Она подставила ладонь. Он пересыпал благоухающую алую горсть. Она принимала ягоды, и ему казалось, что в этом дарении была особая красота, особый, неясный, важный обоим смысл.
Они вышли на опушку, где открывалось просторное поле и вела полевая, в тихом солнце, дорога на Красавино. Вдоль опушки тянулись земляные борозды, которые он еще недавно провел, шагая за плугом. В бороздах зеленели крохотные пушистые елочки, которые Суздальцев сажал с лесниками. Своей хрупкой жизнью, нежной беззащитностью саженцы напоминали недавних ягнят. Ему захотелось рассказать ей, как он сажал этот лес.
— Я посадил эти елочки вот этими руками, — он показал ей ладони, на которых краснел малиновый сок. — Через тридцать лет здесь будут стройные красные стволы, серебристые вершины. В них будут жить белки, птицы совьют гнезда, а под деревьями вырастут грибы, ягоды, и, быть может, поселится большой розовый лось.
— Все странно, — сказала она. — Вот вы мне все это рассказываете. Мы с вами расстанемся и, наверное, никогда не встретимся. У вас будут семья, дети и внуки. И у меня будет семья, будут дети и внуки. И мне в руки попадется книга писателя Суздальцева. Я открою ее и прочитаю все то, что вы мне только что рассказали. Как вы сажали лес, как в нем поселились белки и птицы, и как на поляну вышел из леса розовый лось.
Он увидел, что к ее волосам прилепилось пернатое семечко. Зацепилось тончайшим лучиком. Ветер теребит его, хочет оторвать, а оно стремится удержаться, переливается. В его лучистой сердцевине дрожит крохотный, неразличимый для глаз образок. Суздальцев хотел, чтобы семечко удержалось в ее волосах. Чтобы его не унес ветер. Чтобы это мгновение продлилось дольше — волнистая лесная опушка, серебристое поле с мягкой, уходящей вдаль дорогой, и эта девушка, едва знакомая, ставшая вдруг дорогой и любимой. Дунул ветер, оторвал семечко, и оно, тихо вспыхнув на солнце, полетело. Все выше и выше, пропадая в синеве.

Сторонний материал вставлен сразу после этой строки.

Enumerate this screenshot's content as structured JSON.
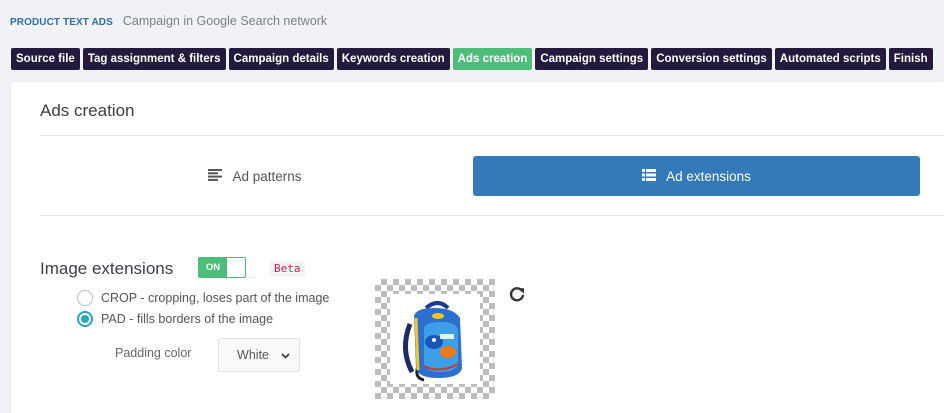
{
  "header": {
    "brand": "PRODUCT TEXT ADS",
    "subtitle": "Campaign in Google Search network"
  },
  "tabs": [
    {
      "label": "Source file",
      "active": false
    },
    {
      "label": "Tag assignment & filters",
      "active": false
    },
    {
      "label": "Campaign details",
      "active": false
    },
    {
      "label": "Keywords creation",
      "active": false
    },
    {
      "label": "Ads creation",
      "active": true
    },
    {
      "label": "Campaign settings",
      "active": false
    },
    {
      "label": "Conversion settings",
      "active": false
    },
    {
      "label": "Automated scripts",
      "active": false
    },
    {
      "label": "Finish",
      "active": false
    }
  ],
  "panel": {
    "title": "Ads creation",
    "subtabs": {
      "patterns": {
        "label": "Ad patterns",
        "icon": "align-left-icon"
      },
      "extensions": {
        "label": "Ad extensions",
        "icon": "list-icon",
        "active": true
      }
    }
  },
  "image_extensions": {
    "title": "Image extensions",
    "toggle_label": "ON",
    "toggle_state": true,
    "beta_label": "Beta",
    "options": [
      {
        "label": "CROP - cropping, loses part of the image",
        "checked": false
      },
      {
        "label": "PAD - fills borders of the image",
        "checked": true
      }
    ],
    "padding_color_label": "Padding color",
    "padding_color_value": "White",
    "preview_icon": "backpack-product-image",
    "refresh_icon": "refresh-icon"
  },
  "colors": {
    "tab_bg": "#231a3d",
    "tab_active": "#4cbe79",
    "primary_button": "#347ab9",
    "radio_checked": "#27a9b7",
    "beta_text": "#c7254e"
  }
}
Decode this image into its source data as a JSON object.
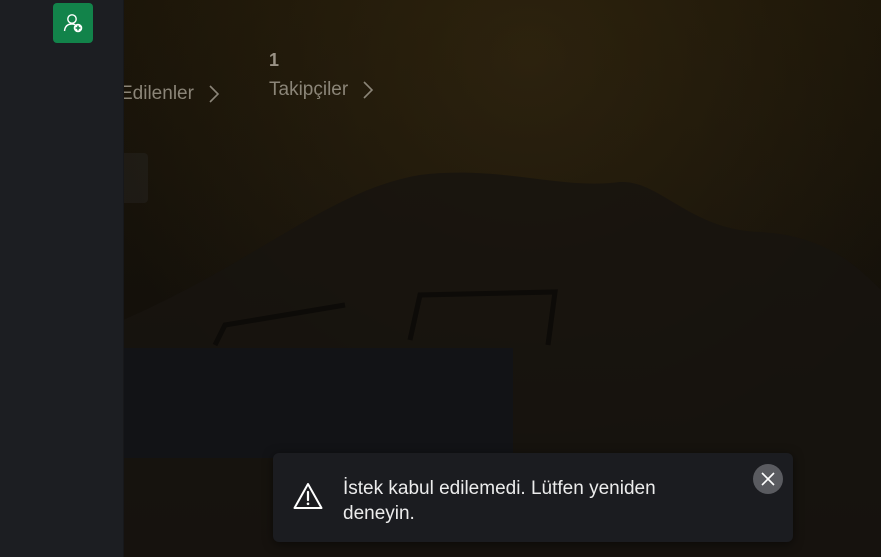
{
  "stats": {
    "following": {
      "label": "Edilenler"
    },
    "followers": {
      "count": "1",
      "label": "Takipçiler"
    }
  },
  "sidebar": {
    "add_friend_icon": "add-user-icon",
    "accent": "#12834a"
  },
  "toast": {
    "icon": "warning-icon",
    "message": "İstek kabul edilemedi. Lütfen yeniden deneyin.",
    "close_icon": "close-icon"
  }
}
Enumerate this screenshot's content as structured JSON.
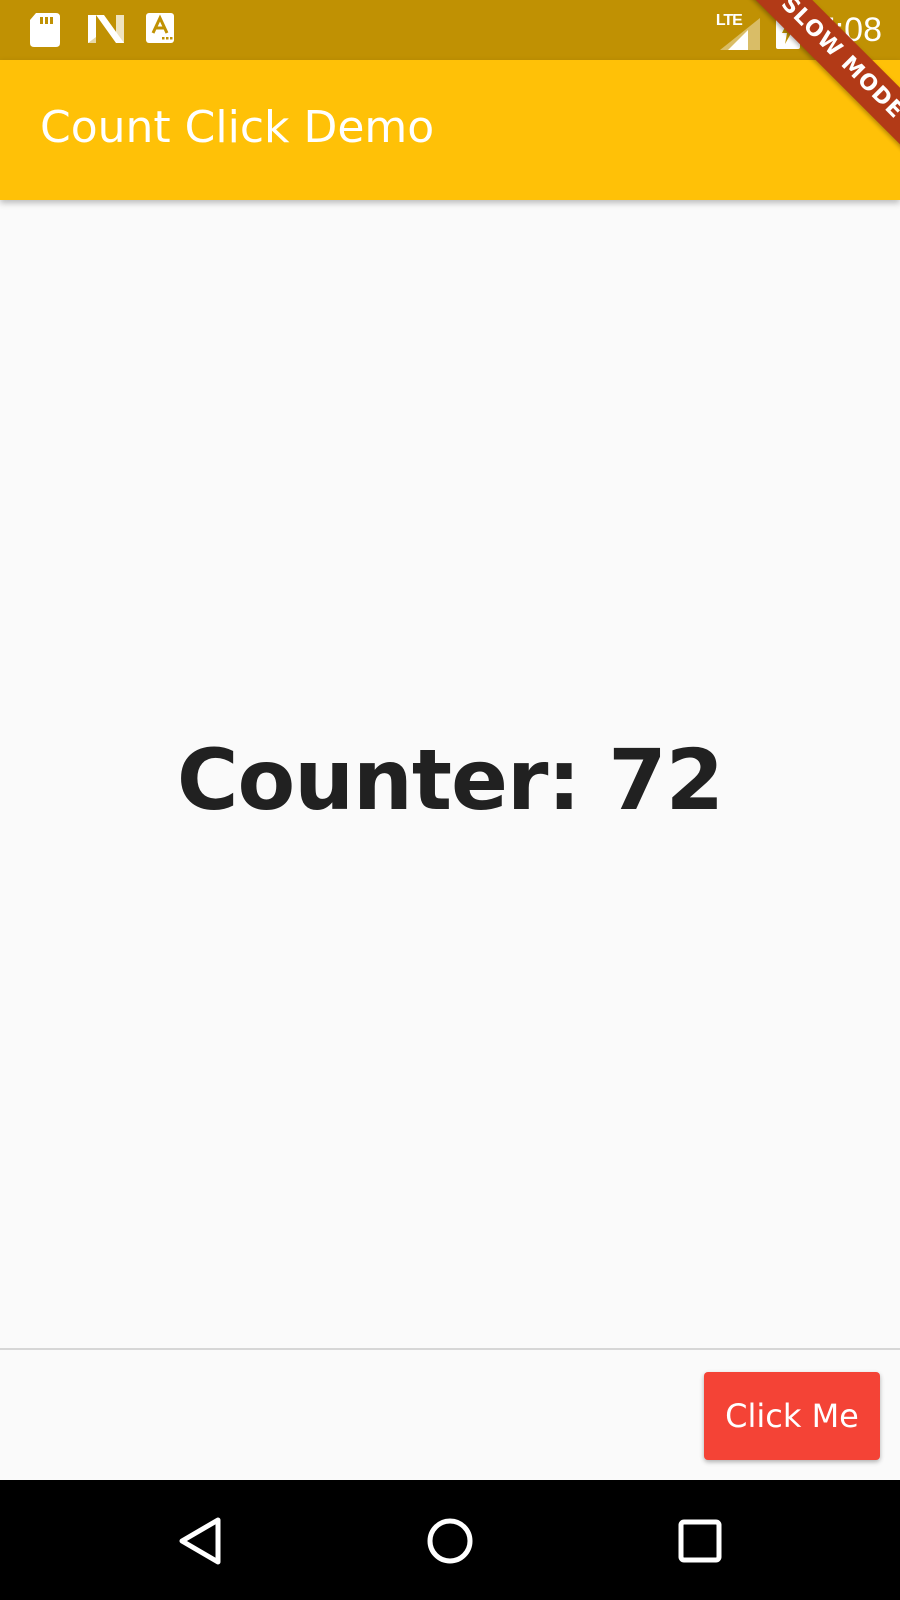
{
  "status_bar": {
    "left_icons": [
      "sd-card-icon",
      "n-logo-icon",
      "a-badge-icon"
    ],
    "network": "LTE",
    "time": "7:08",
    "right_icons": [
      "signal-icon",
      "battery-charging-icon"
    ]
  },
  "debug_banner": {
    "text": "SLOW MODE",
    "color": "#b23a17"
  },
  "app_bar": {
    "title": "Count Click Demo",
    "color": "#ffc107"
  },
  "main": {
    "counter_text": "Counter: 72"
  },
  "bottom_bar": {
    "button_label": "Click Me",
    "button_color": "#f44336"
  },
  "nav_bar": {
    "icons": [
      "back-icon",
      "home-icon",
      "recent-apps-icon"
    ]
  },
  "colors": {
    "status_bar": "#c09103",
    "background": "#fafafa",
    "text": "#212121"
  }
}
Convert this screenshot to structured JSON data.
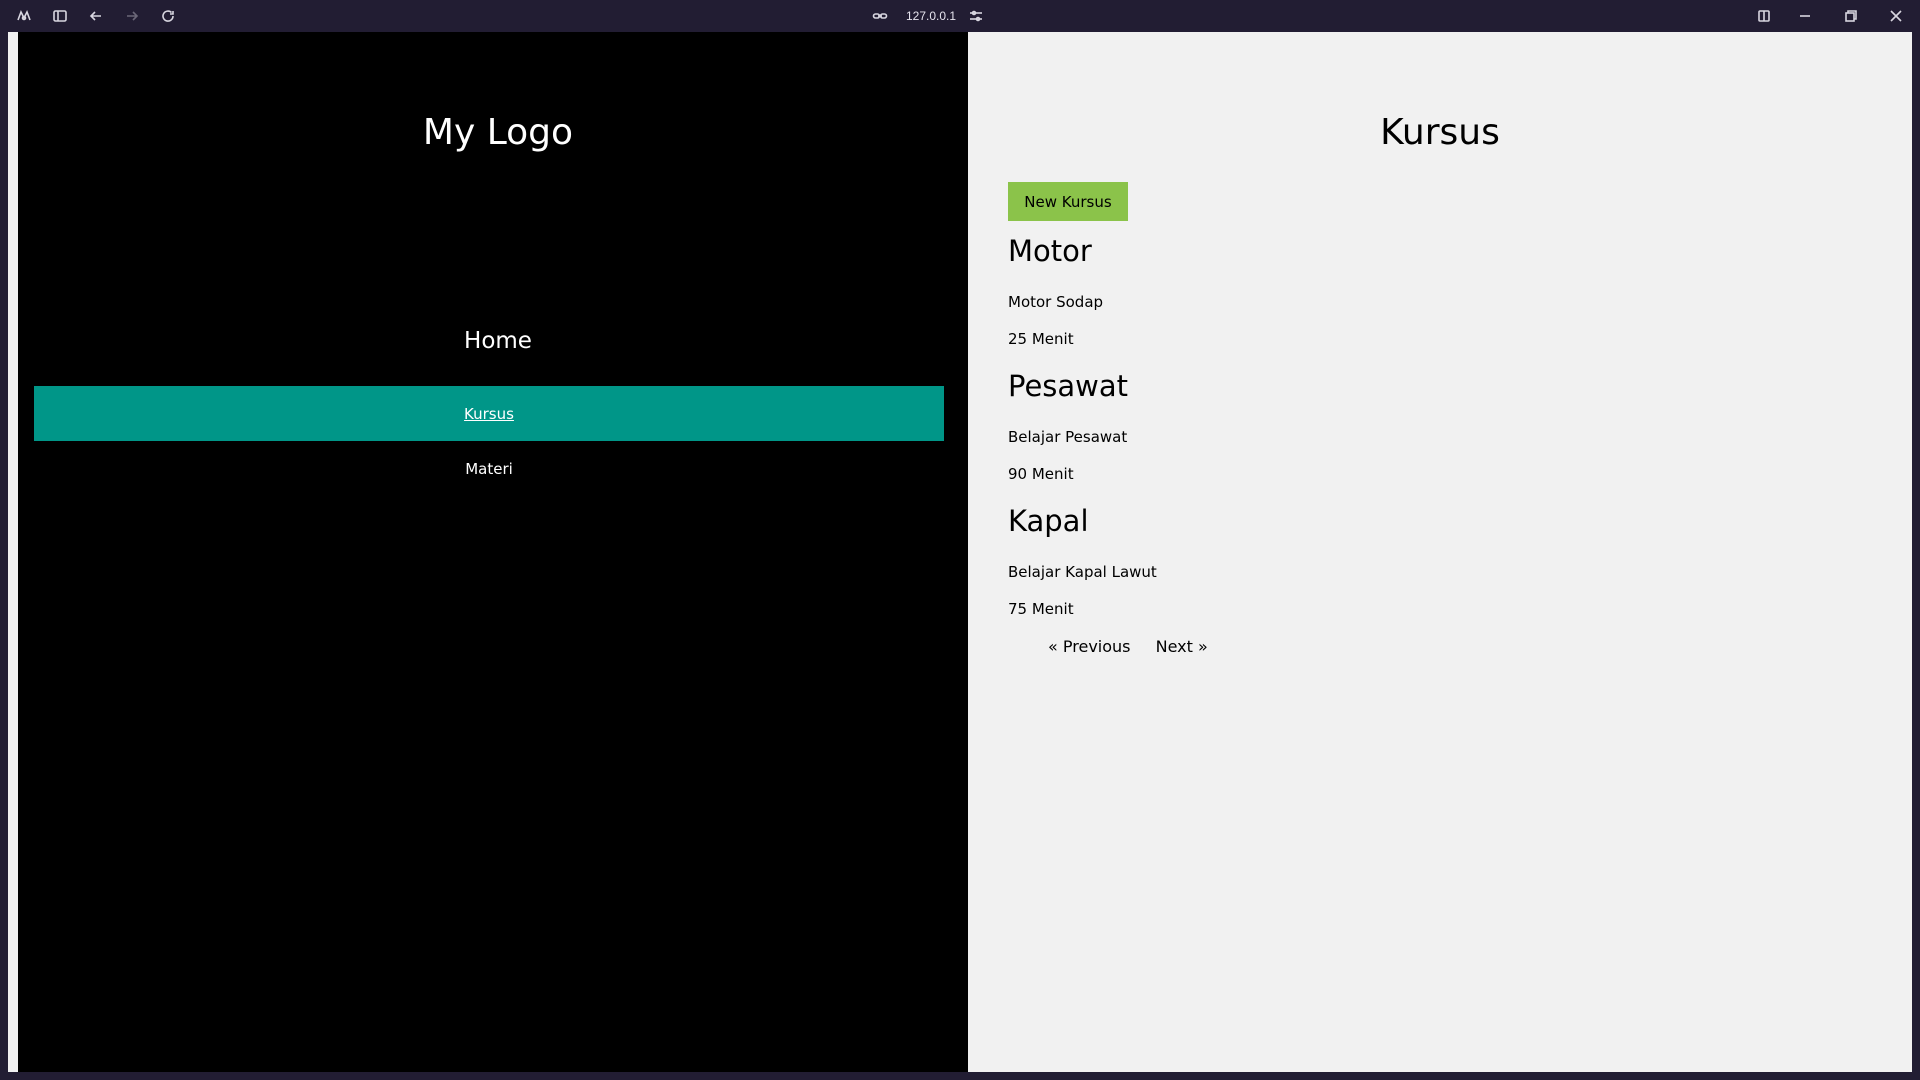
{
  "browser": {
    "url": "127.0.0.1"
  },
  "sidebar": {
    "logo": "My Logo",
    "home": "Home",
    "items": [
      {
        "label": "Kursus",
        "active": true
      },
      {
        "label": "Materi",
        "active": false
      }
    ]
  },
  "main": {
    "title": "Kursus",
    "new_button": "New Kursus",
    "courses": [
      {
        "title": "Motor",
        "description": "Motor Sodap",
        "duration": "25 Menit"
      },
      {
        "title": "Pesawat",
        "description": "Belajar Pesawat",
        "duration": "90 Menit"
      },
      {
        "title": "Kapal",
        "description": "Belajar Kapal Lawut",
        "duration": "75 Menit"
      }
    ],
    "pagination": {
      "previous": "« Previous",
      "next": "Next »"
    }
  },
  "colors": {
    "sidebar_bg": "#000000",
    "active_item": "#009688",
    "new_button": "#8bc34a",
    "main_bg": "#f1f1f1"
  }
}
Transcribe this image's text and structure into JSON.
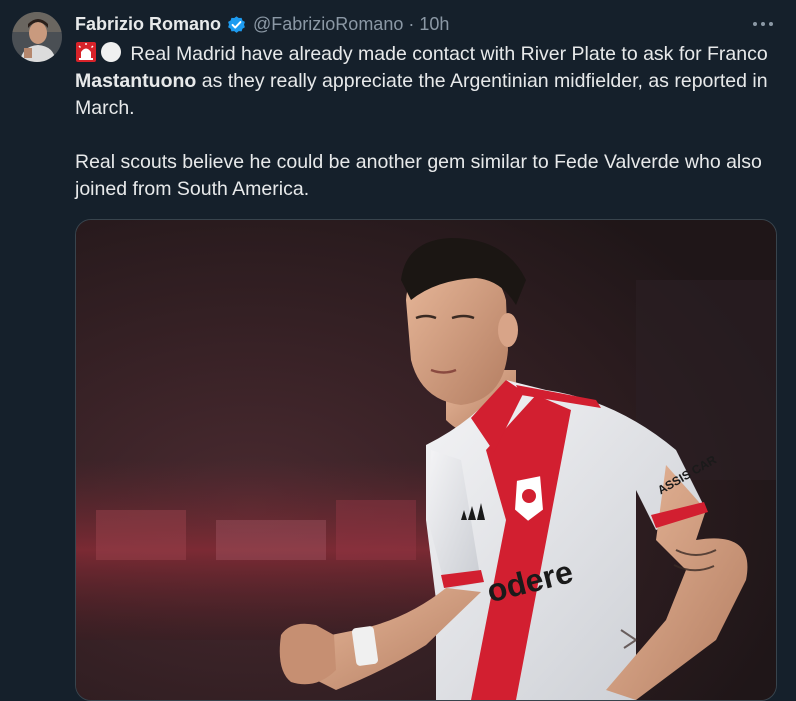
{
  "author": {
    "name": "Fabrizio Romano",
    "handle": "@FabrizioRomano",
    "separator": "·",
    "time": "10h",
    "verified": true
  },
  "tweet": {
    "emojis": [
      "siren-emoji",
      "white-circle-emoji"
    ],
    "line1_text": " Real Madrid have already made contact with River Plate to ask for Franco ",
    "line1_bold": "Mastantuono",
    "line1_tail": " as they really appreciate the Argentinian midfielder, as reported in March.",
    "paragraph2": "Real scouts believe he could be another gem similar to Fede Valverde who also joined from South America."
  },
  "media": {
    "sponsor_text": "odere",
    "sleeve_text": "ASSIS CAR"
  },
  "colors": {
    "background": "#15202b",
    "verified_blue": "#1d9bf0",
    "muted_text": "#8b98a5",
    "jersey_red": "#d21f30"
  }
}
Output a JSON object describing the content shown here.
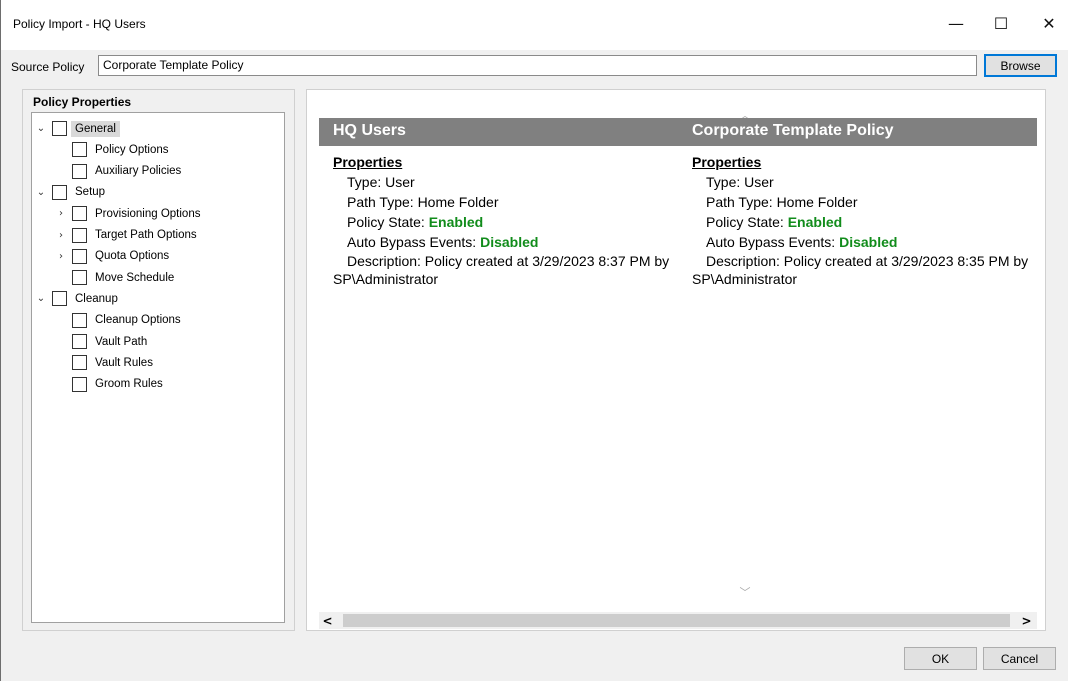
{
  "window": {
    "title": "Policy Import - HQ Users",
    "controls": {
      "minimize": "—",
      "maximize": "☐",
      "close": "✕"
    }
  },
  "source": {
    "label": "Source Policy",
    "value": "Corporate Template Policy",
    "browse_label": "Browse"
  },
  "left_panel": {
    "header": "Policy Properties",
    "tree": [
      {
        "label": "General",
        "expander": "⌄",
        "level": 0,
        "selected": true
      },
      {
        "label": "Policy Options",
        "expander": "",
        "level": 1
      },
      {
        "label": "Auxiliary Policies",
        "expander": "",
        "level": 1
      },
      {
        "label": "Setup",
        "expander": "⌄",
        "level": 0
      },
      {
        "label": "Provisioning Options",
        "expander": "›",
        "level": 1
      },
      {
        "label": "Target Path Options",
        "expander": "›",
        "level": 1
      },
      {
        "label": "Quota Options",
        "expander": "›",
        "level": 1
      },
      {
        "label": "Move Schedule",
        "expander": "",
        "level": 1
      },
      {
        "label": "Cleanup",
        "expander": "⌄",
        "level": 0
      },
      {
        "label": "Cleanup Options",
        "expander": "",
        "level": 1
      },
      {
        "label": "Vault Path",
        "expander": "",
        "level": 1
      },
      {
        "label": "Vault Rules",
        "expander": "",
        "level": 1
      },
      {
        "label": "Groom Rules",
        "expander": "",
        "level": 1
      }
    ]
  },
  "compare": {
    "left": {
      "title": "HQ Users",
      "section": "Properties",
      "type": "Type: User",
      "path_type": "Path Type: Home Folder",
      "policy_state_label": "Policy State:",
      "policy_state_value": "Enabled",
      "bypass_label": "Auto Bypass Events:",
      "bypass_value": "Disabled",
      "description_line1": "Description: Policy created at 3/29/2023 8:37 PM by",
      "description_line2": "SP\\Administrator"
    },
    "right": {
      "title": "Corporate Template Policy",
      "section": "Properties",
      "type": "Type: User",
      "path_type": "Path Type: Home Folder",
      "policy_state_label": "Policy State:",
      "policy_state_value": "Enabled",
      "bypass_label": "Auto Bypass Events:",
      "bypass_value": "Disabled",
      "description_line1": "Description: Policy created at 3/29/2023 8:35 PM by",
      "description_line2": "SP\\Administrator"
    },
    "status_color": "#118c1b",
    "header_color": "#808080"
  },
  "scrollbar": {
    "left_arrow": "<",
    "right_arrow": ">",
    "up_arrow": "︿",
    "down_arrow": "﹀"
  },
  "footer": {
    "ok_label": "OK",
    "cancel_label": "Cancel"
  }
}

Они перешли поле, вышли к Красавину. Крест из-за горы переливался золотыми крупицами. В вечернем, начинавшем слабо краснеть воздухе синело шоссе.
— Ну, вот оно, ваше шоссе, — сказала она. — Давайте мой этюдник.
— Подождите, не торопитесь. Автобус придет через час. Давайте я покажу вам мой дом, познакомлю с хозяйкой тетей Полей. Она, как Арина Родионовна, подружка бедной юности моей. Приглашаю вас.
— Я согласна.
Они взошли на крыльцо. Миновали сени с деревянной кроватью и полотняным пологом. Вошли в избу. Тете Поле нездоровилось, она лежала на высоких подушках, смотрела страдальчески в потолок.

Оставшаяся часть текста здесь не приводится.